The second planning commission hearing Jan. 8 on the request by the McBee family to annex just over 67 acres into Shady Cove once again attracted a crowd. However, far fewer community members presented testimony.
A recommendation to just consider the annexation at the meeting was made by Herb Farber, a planning consultant from Central Point, who represented the McBee family. He said the water supply could be solved, that there is a solution to concerns over Highway 62/Rogue River Drive traffic and there is adequate sewer capacity to serve the city and a new development.
Andy McBee said they do not plan to start the development project until White Oak is sold.
Tim Short, of Eugene, the trustee appointed for Ron and Charlotte Boehm, presented an update on the Shady Cove Waterworks, which has been transferred to the trustee. Short said his investigation indicates the best thing to do for now is to put in a mini water system. It will cost $300,000 and will be installed within 90 days. It will supply White Oak and the balance of the Boehm holdings. He estimated it would serve 70-78 households.
Boehm worked with McBee when the White Oak project began and put pipelines through that property, which will entitle the McBee project to water.
Short said from the viewpoint of the trust, he believes the annexation of the McBee property has value. It would provide an additional access to Sawyer Road and obviously be of value to Shady Cove Waterworks. The trustee said his goal is to put in a large system within a year. That would take $1.5 million, according to Short.
John Renz, Dept. Land Conservation, said when former mayor Tom Anderson wanted a 100 acre expansion for a water system, the agency opposed it. But later decided they could legally support it, with some conditions. One of the goals was to see the city tightened its density as many homes are on very large lots. He urged Shady Cove to continue with their commitment. He also said ODOT would require a traffic study before a zone change can be considered.
Only five residents presented testimony against the development. The hearing was only to provide new testimony. Olin Shanrock presented pictures and a map of a proposed road that would connect with Hwy 62 and cause additional impact.
Bud Rees said he wanted an economic study to determine what it would cost residents. He reiterated some of the concerns regarding sewer that he had presented at the first hearing.
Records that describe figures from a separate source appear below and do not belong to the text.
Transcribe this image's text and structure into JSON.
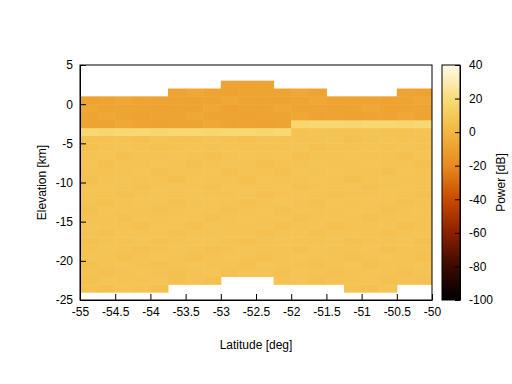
{
  "chart_data": {
    "type": "heatmap",
    "xlabel": "Latitude [deg]",
    "ylabel": "Elevation [km]",
    "colorbar_label": "Power [dB]",
    "xlim": [
      -55,
      -50
    ],
    "ylim": [
      -25,
      5
    ],
    "xticks": [
      -55,
      -54.5,
      -54,
      -53.5,
      -53,
      -52.5,
      -52,
      -51.5,
      -51,
      -50.5,
      -50
    ],
    "yticks": [
      -25,
      -20,
      -15,
      -10,
      -5,
      0,
      5
    ],
    "colorbar_range": [
      -100,
      40
    ],
    "colorbar_ticks": [
      -100,
      -80,
      -60,
      -40,
      -20,
      0,
      20,
      40
    ],
    "x_bins": [
      -55,
      -54.75,
      -54.5,
      -54.25,
      -54,
      -53.75,
      -53.5,
      -53.25,
      -53,
      -52.75,
      -52.5,
      -52.25,
      -52,
      -51.75,
      -51.5,
      -51.25,
      -51,
      -50.75,
      -50.5,
      -50.25,
      -50
    ],
    "y_bins": [
      -24,
      -23,
      -22,
      -21,
      -20,
      -19,
      -18,
      -17,
      -16,
      -15,
      -14,
      -13,
      -12,
      -11,
      -10,
      -9,
      -8,
      -7,
      -6,
      -5,
      -4,
      -3,
      -2,
      -1,
      0,
      1,
      2,
      3
    ],
    "z": [
      [
        7,
        6,
        8,
        7,
        6,
        null,
        null,
        null,
        null,
        null,
        null,
        null,
        null,
        null,
        null,
        7,
        6,
        8,
        null,
        null
      ],
      [
        6,
        8,
        7,
        7,
        8,
        6,
        7,
        6,
        null,
        null,
        null,
        7,
        8,
        6,
        7,
        7,
        8,
        6,
        7,
        6
      ],
      [
        7,
        6,
        7,
        8,
        7,
        6,
        7,
        8,
        6,
        7,
        7,
        6,
        8,
        7,
        6,
        7,
        8,
        7,
        6,
        7
      ],
      [
        6,
        7,
        8,
        7,
        6,
        7,
        8,
        7,
        7,
        6,
        8,
        7,
        7,
        6,
        7,
        8,
        6,
        7,
        7,
        8
      ],
      [
        8,
        7,
        6,
        7,
        8,
        7,
        6,
        7,
        8,
        7,
        6,
        7,
        8,
        7,
        7,
        6,
        7,
        8,
        7,
        6
      ],
      [
        7,
        8,
        7,
        6,
        7,
        8,
        7,
        6,
        7,
        8,
        7,
        7,
        6,
        8,
        7,
        7,
        8,
        6,
        7,
        7
      ],
      [
        6,
        7,
        7,
        8,
        6,
        7,
        8,
        8,
        7,
        6,
        7,
        8,
        7,
        7,
        8,
        6,
        7,
        7,
        8,
        6
      ],
      [
        7,
        6,
        8,
        7,
        7,
        6,
        7,
        7,
        8,
        7,
        6,
        7,
        8,
        6,
        7,
        8,
        7,
        6,
        7,
        8
      ],
      [
        8,
        7,
        7,
        6,
        8,
        7,
        6,
        8,
        7,
        7,
        8,
        6,
        7,
        8,
        6,
        7,
        7,
        8,
        6,
        7
      ],
      [
        7,
        7,
        6,
        8,
        7,
        8,
        7,
        6,
        7,
        8,
        7,
        7,
        6,
        7,
        8,
        7,
        6,
        7,
        8,
        7
      ],
      [
        6,
        8,
        7,
        7,
        6,
        7,
        8,
        7,
        6,
        7,
        8,
        6,
        7,
        7,
        7,
        8,
        7,
        6,
        7,
        8
      ],
      [
        7,
        6,
        7,
        8,
        7,
        6,
        7,
        8,
        7,
        6,
        7,
        8,
        7,
        6,
        8,
        7,
        8,
        7,
        6,
        7
      ],
      [
        8,
        7,
        6,
        7,
        8,
        7,
        8,
        7,
        7,
        8,
        6,
        7,
        8,
        7,
        6,
        7,
        7,
        8,
        7,
        6
      ],
      [
        7,
        8,
        7,
        6,
        7,
        8,
        7,
        6,
        8,
        7,
        7,
        8,
        6,
        7,
        7,
        8,
        6,
        7,
        8,
        7
      ],
      [
        6,
        7,
        8,
        7,
        7,
        6,
        8,
        7,
        7,
        6,
        8,
        7,
        7,
        8,
        7,
        6,
        7,
        8,
        7,
        7
      ],
      [
        7,
        7,
        7,
        8,
        6,
        7,
        7,
        8,
        6,
        7,
        7,
        6,
        8,
        7,
        8,
        7,
        7,
        6,
        8,
        7
      ],
      [
        8,
        6,
        7,
        7,
        8,
        7,
        6,
        7,
        8,
        7,
        6,
        7,
        7,
        8,
        7,
        7,
        8,
        7,
        7,
        6
      ],
      [
        7,
        8,
        6,
        7,
        7,
        8,
        7,
        6,
        7,
        8,
        7,
        8,
        6,
        7,
        7,
        8,
        7,
        7,
        6,
        8
      ],
      [
        6,
        7,
        8,
        7,
        6,
        7,
        8,
        7,
        8,
        7,
        7,
        7,
        8,
        6,
        7,
        7,
        8,
        7,
        8,
        7
      ],
      [
        7,
        7,
        7,
        6,
        8,
        7,
        7,
        8,
        7,
        6,
        8,
        7,
        7,
        7,
        8,
        6,
        7,
        8,
        7,
        7
      ],
      [
        18,
        17,
        18,
        18,
        17,
        18,
        18,
        17,
        18,
        18,
        17,
        18,
        7,
        8,
        7,
        7,
        8,
        7,
        7,
        8
      ],
      [
        -8,
        -8,
        -7,
        -8,
        -9,
        -8,
        -8,
        -7,
        -8,
        -8,
        -9,
        -8,
        17,
        18,
        18,
        17,
        18,
        18,
        17,
        18
      ],
      [
        -8,
        -7,
        -8,
        -9,
        -8,
        -8,
        -7,
        -8,
        -8,
        -9,
        -8,
        -8,
        -7,
        -8,
        -8,
        -9,
        -8,
        -8,
        -7,
        -8
      ],
      [
        -7,
        -8,
        -8,
        -8,
        -9,
        -8,
        -8,
        -7,
        -9,
        -8,
        -8,
        -7,
        -8,
        -8,
        -9,
        -8,
        -7,
        -8,
        -8,
        -8
      ],
      [
        -9,
        -8,
        -7,
        -8,
        -8,
        -8,
        -9,
        -8,
        -7,
        -8,
        -8,
        -9,
        -8,
        -7,
        -8,
        -8,
        -8,
        -9,
        -8,
        -7
      ],
      [
        null,
        null,
        null,
        null,
        null,
        -8,
        -7,
        -8,
        -9,
        -8,
        -8,
        -8,
        -7,
        -8,
        null,
        null,
        null,
        null,
        -8,
        -9
      ],
      [
        null,
        null,
        null,
        null,
        null,
        null,
        null,
        null,
        -8,
        -9,
        -8,
        null,
        null,
        null,
        null,
        null,
        null,
        null,
        null,
        null
      ]
    ]
  }
}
Jane Hagan took exception to an opening statement made by Andy McBee wherein he said a lot of misinformation and rumors had been spread and that he and his team were there only to present the truth and facts. Hagan said she takes great pride in her facts. She referenced a bank loan with PremierWest and Ron Boehm, among other items.
At the beginning of the evening Planning Commission Chair Shirley Williams said the city was in receipt of a petition with 187 names. It was not entered into the record because no reasons were given for the opposition and a number of people who signed the petition did not live within the city limits. Resident Lynn Horn was one of those who gathered signatures and she said people outside the city limits had concerns regarding the potential impact of a development.
Following the formal close of the public hearing, the session was allowed to get verbally out of control as there was bantering back and forth between some commission members and those representing the development.
Finally, after considerable confusion, a motion was made to recommend annexation. The vote was 3-2 in favor with Jack Stout and Leith Hayes voting no. Then a motion was made to continue the meeting to consider zoning on Mar. 12. Hayes voted no, the rest supported the motion. That date will be dependent on a traffic study being completed.